Roman Catholic educators in Chicago may have found a new way to help parents pay for school: Make students work for it.
The Archdiocese of Chicago is considering starting a Catholic high school for low-income children that would give students a tuition break for working outside jobs. If the plan is approved by Cardinal Joseph Bernardin, the archbishop of Chicago, the school could open by next September.
If such a school is started, it will be an oddity among all private schools, not just Catholic schools, according to Brother Donald Houde, the director of administrative affairs for the archdiocese’s education office. While many schools have formed partnerships with local businesses, the Chicago school would rely on students’ jobs with such companies to help cover tuition.
Under the proposal that the Chicago province of the Jesuit religious order submitted to Cardinal Bernardin, the high school would be open to students in the city’s Pilsen and Little Village neighborhoods, whose residents are predominantly poor and Mexican-American.
Students would attend the school four days a week and 11 months a year. One day a week, students would work at a corporation or other business in the metropolitan area, the proposal says.
Businesses that took part would each finance one student position at an annual salary of $18,000. Five students--each working one day of the week--would fill the position.
A family would be expected to pay about $1,000 to $1,500 a year toward its child’s tuition, and about $3,600 would come from the student’s job. The school would raise any remaining money needed. The estimated per-pupil cost would be $5,500 to $6,000.
The Rev. Tom Widner, a spokesman for the Jesuits, said that Chicago-area corporations already have promised 30 jobs--enough to pay for 150 students in the school’s first year. Father Widner said the school eventually would be able to serve more than 500 students.

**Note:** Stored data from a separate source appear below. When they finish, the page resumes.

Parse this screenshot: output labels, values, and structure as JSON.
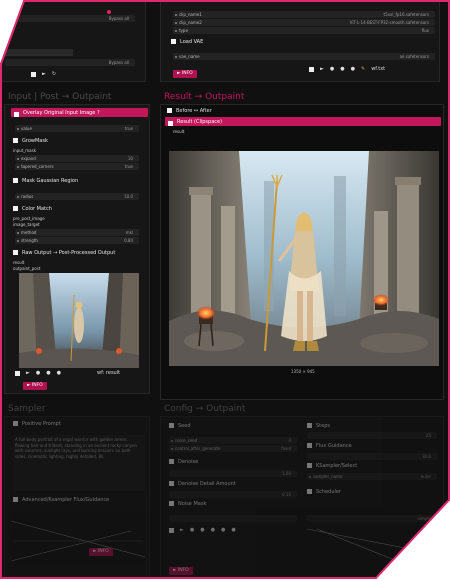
{
  "colors": {
    "accent": "#c2185b",
    "accent_dark": "#b0124f",
    "panel": "#161616",
    "bg": "#101010"
  },
  "top_right": {
    "rows": [
      {
        "label": "clip_name1",
        "value": "t5xxl_fp16.safetensors"
      },
      {
        "label": "clip_name2",
        "value": "ViT-L-14-BEST-FP32-smooth.safetensors"
      },
      {
        "label": "type",
        "value": "flux"
      }
    ],
    "load_vae": "Load VAE",
    "vae_row": {
      "label": "vae_name",
      "value": "ae.safetensors"
    },
    "info_button": "► INFO",
    "wf_label": "wf.txt"
  },
  "top_left": {
    "rows": [
      {
        "label": "",
        "value": "Bypass all"
      },
      {
        "label": "",
        "value": "Bypass all"
      }
    ]
  },
  "left_panel": {
    "title": "Input | Post → Outpaint",
    "overlay_bar": "Overlay Original Input Image ?",
    "value_row": {
      "label": "value",
      "value": "true"
    },
    "grow_mask": "GrowMask",
    "input_mask": "input_mask",
    "grow_rows": [
      {
        "label": "expand",
        "value": "10"
      },
      {
        "label": "tapered_corners",
        "value": "true"
      }
    ],
    "mask_gaussian": "Mask Gaussian Region",
    "radius_row": {
      "label": "radius",
      "value": "10.0"
    },
    "color_match": "Color Match",
    "color_inputs": [
      "pre_post_image",
      "image_target"
    ],
    "color_rows": [
      {
        "label": "method",
        "value": "mkl"
      },
      {
        "label": "strength",
        "value": "0.80"
      }
    ],
    "raw_output": "Raw Output → Post-Processed Output",
    "result_labels": [
      "result",
      "outpaint_post"
    ],
    "footer_wf": "wf: result",
    "info_button": "► INFO"
  },
  "center_panel": {
    "title": "Result → Outpaint",
    "before_after": "Before ↔ After",
    "result_bar": "Result (Clipspace)",
    "result_label": "result",
    "image_caption": "1350 × 945"
  },
  "bottom_left": {
    "title": "Sampler",
    "positive_label": "Positive Prompt",
    "prompt_text": "A full-body portrait of a regal warrior with golden armor, flowing hair and trident, standing in an ancient rocky canyon with columns, sunlight rays, and burning braziers on both sides, cinematic lighting, highly detailed, 8k.",
    "second_label": "Advanced/Ksampler Flux/Guidance",
    "info_button": "► INFO"
  },
  "bottom_right": {
    "title": "Config → Outpaint",
    "seed": "Seed",
    "seed_rows": [
      {
        "label": "noise_seed",
        "value": "0"
      },
      {
        "label": "control_after_generate",
        "value": "fixed"
      }
    ],
    "denoise": "Denoise",
    "denoise_val": "1.00",
    "detail": "Denoise Detail Amount",
    "detail_val": "0.10",
    "noise_mask": "Noise Mask",
    "steps": "Steps",
    "steps_val": "25",
    "flux_guidance": "Flux Guidance",
    "guidance_val": "30.0",
    "ksampler": "KSampler/Select",
    "sampler_name": "sampler_name",
    "sampler_val": "euler",
    "scheduler": "Scheduler",
    "scheduler_val": "simple",
    "info_button": "► INFO"
  }
}
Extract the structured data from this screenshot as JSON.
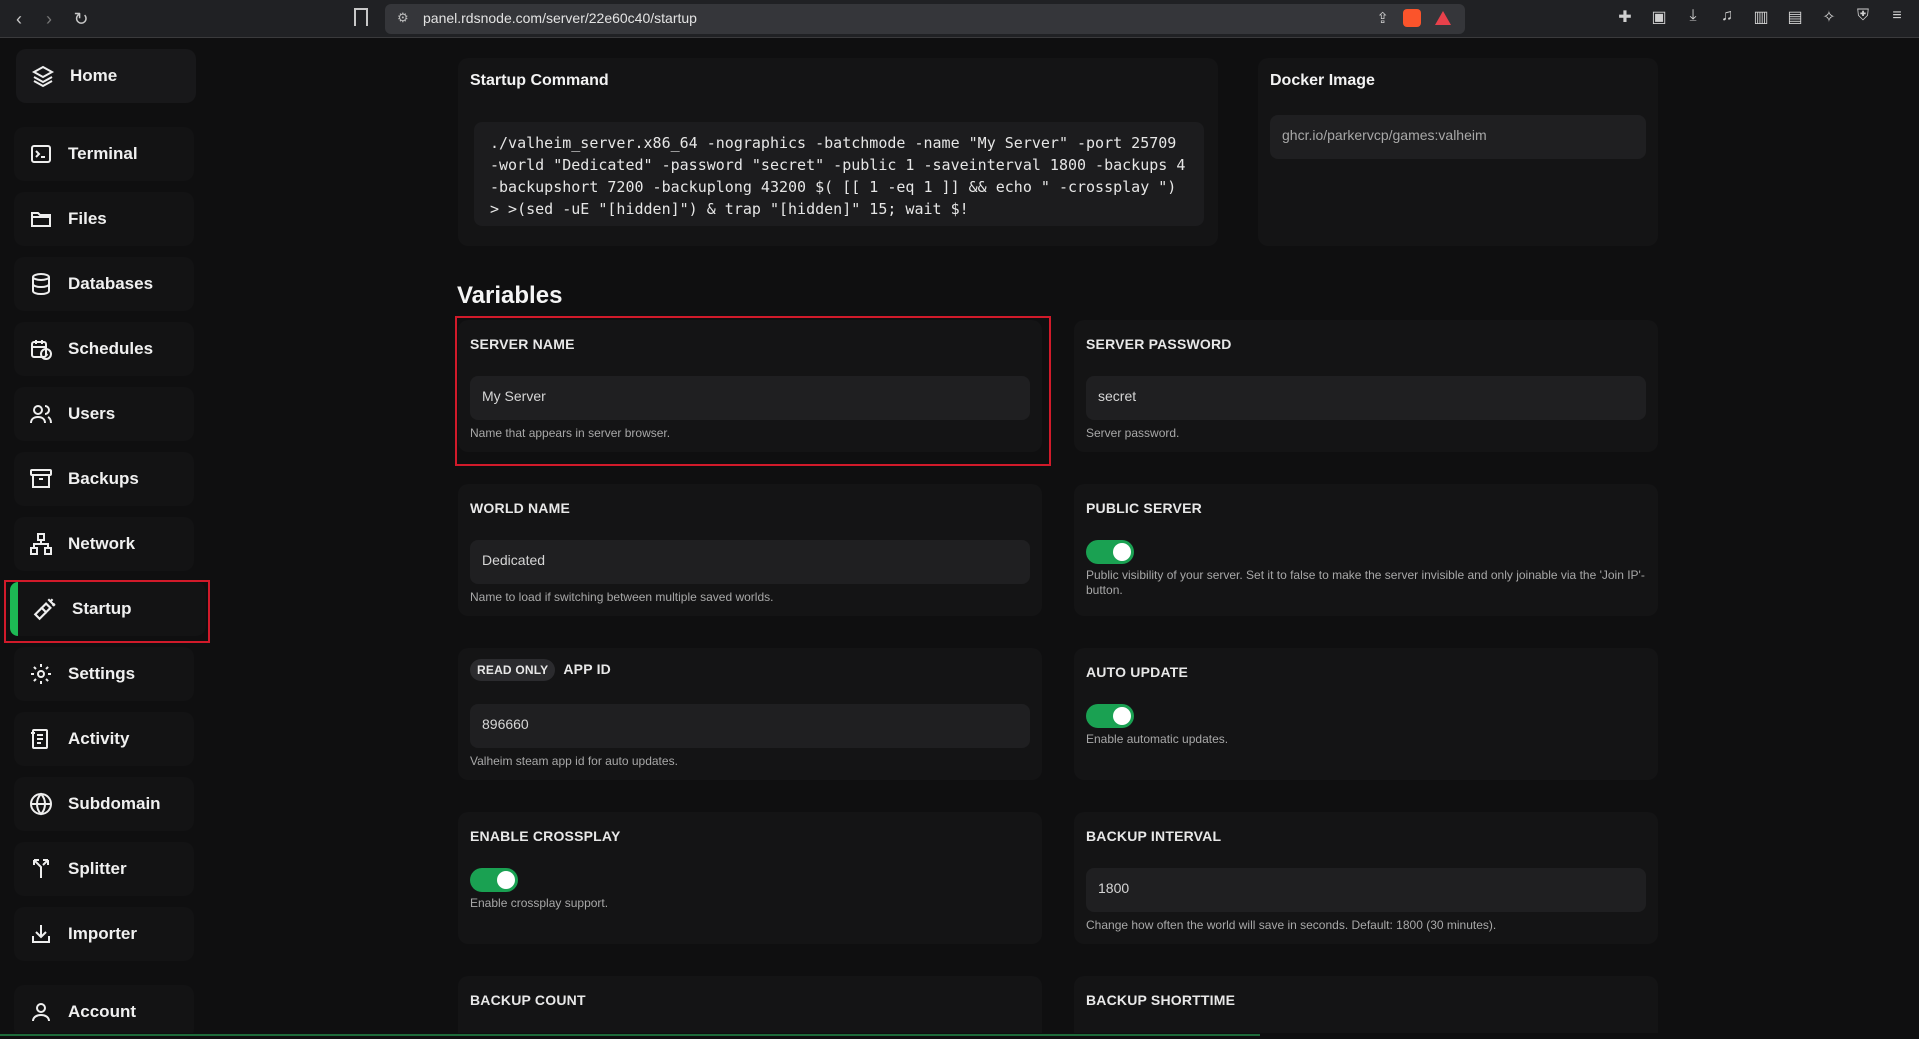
{
  "browser": {
    "url": "panel.rdsnode.com/server/22e60c40/startup"
  },
  "sidebar": {
    "items": [
      {
        "label": "Home",
        "icon": "layers-icon"
      },
      {
        "label": "Terminal",
        "icon": "terminal-icon"
      },
      {
        "label": "Files",
        "icon": "folder-icon"
      },
      {
        "label": "Databases",
        "icon": "database-icon"
      },
      {
        "label": "Schedules",
        "icon": "calendar-clock-icon"
      },
      {
        "label": "Users",
        "icon": "users-icon"
      },
      {
        "label": "Backups",
        "icon": "archive-icon"
      },
      {
        "label": "Network",
        "icon": "network-icon"
      },
      {
        "label": "Startup",
        "icon": "plug-icon"
      },
      {
        "label": "Settings",
        "icon": "gear-icon"
      },
      {
        "label": "Activity",
        "icon": "activity-log-icon"
      },
      {
        "label": "Subdomain",
        "icon": "globe-icon"
      },
      {
        "label": "Splitter",
        "icon": "split-icon"
      },
      {
        "label": "Importer",
        "icon": "import-icon"
      },
      {
        "label": "Account",
        "icon": "user-icon"
      }
    ],
    "active": "Startup",
    "accent": "#1db954"
  },
  "startup": {
    "title": "Startup Command",
    "command": "./valheim_server.x86_64 -nographics -batchmode -name \"My Server\" -port 25709\n-world \"Dedicated\" -password \"secret\" -public 1 -saveinterval 1800 -backups 4\n-backupshort 7200 -backuplong 43200 $( [[ 1 -eq 1 ]] && echo \" -crossplay \")\n> >(sed -uE \"[hidden]\") & trap \"[hidden]\" 15; wait $!"
  },
  "docker": {
    "title": "Docker Image",
    "value": "ghcr.io/parkervcp/games:valheim"
  },
  "variables": {
    "heading": "Variables",
    "server_name": {
      "label": "SERVER NAME",
      "value": "My Server",
      "help": "Name that appears in server browser."
    },
    "server_password": {
      "label": "SERVER PASSWORD",
      "value": "secret",
      "help": "Server password."
    },
    "world_name": {
      "label": "WORLD NAME",
      "value": "Dedicated",
      "help": "Name to load if switching between multiple saved worlds."
    },
    "public_server": {
      "label": "PUBLIC SERVER",
      "enabled": true,
      "help": "Public visibility of your server. Set it to false to make the server invisible and only joinable via the 'Join IP'-button."
    },
    "app_id": {
      "badge": "READ ONLY",
      "label": "APP ID",
      "value": "896660",
      "help": "Valheim steam app id for auto updates."
    },
    "auto_update": {
      "label": "AUTO UPDATE",
      "enabled": true,
      "help": "Enable automatic updates."
    },
    "crossplay": {
      "label": "ENABLE CROSSPLAY",
      "enabled": true,
      "help": "Enable crossplay support."
    },
    "backup_interval": {
      "label": "BACKUP INTERVAL",
      "value": "1800",
      "help": "Change how often the world will save in seconds. Default: 1800 (30 minutes)."
    },
    "backup_count": {
      "label": "BACKUP COUNT"
    },
    "backup_shorttime": {
      "label": "BACKUP SHORTTIME"
    }
  },
  "colors": {
    "toggle_on": "#1aa152",
    "highlight": "#d11a2a"
  }
}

The archbishop has yet to approve the plan, but Father Widner said the Jesuit group is optimistic.
A Different Partnership
However, there are concerns such as whether parents would be able to afford their portion of tuition, he said. And some parents might not want their children to participate in such a program.
But, Father Widner said, such concerns should be weighed against benefits for the students. “These jobs will take them into the greater Chicago metropolitan area and help assimilate them into the larger business community and the cultural community,” he said.
The school would aim to attract students who had dropped out of other schools. Within the Pilsen and Little Village neighborhoods, there are about 10,000 children of high school age and a high dropout rate, Father Widner said. “There’s a great need in this particular area.”
And as Catholic schools in cities across the country struggle to maintain their enrollments, such an arrangement would help families who want a parochial school education for their children but cannot afford the whole cost.
“Partnerships with businesses in most instances have meant volunteers from big companies coming in and doing tutoring, or big companies helping schools procure materials or supplying some of their products to schools,” Brother Houde said. “This sounds different to me, and it sounds attractive.”
The proposal is not the first one to see the Pilsen and Little Village neighborhoods as a testing ground.
Lawmakers in Illinois targeted the areas last spring for a controversial school-voucher program. Although the plan never materialized, it would have given parents tuition grants to send their children to the private or parochial school of their choice. (See Education Week, May 24, 1995.)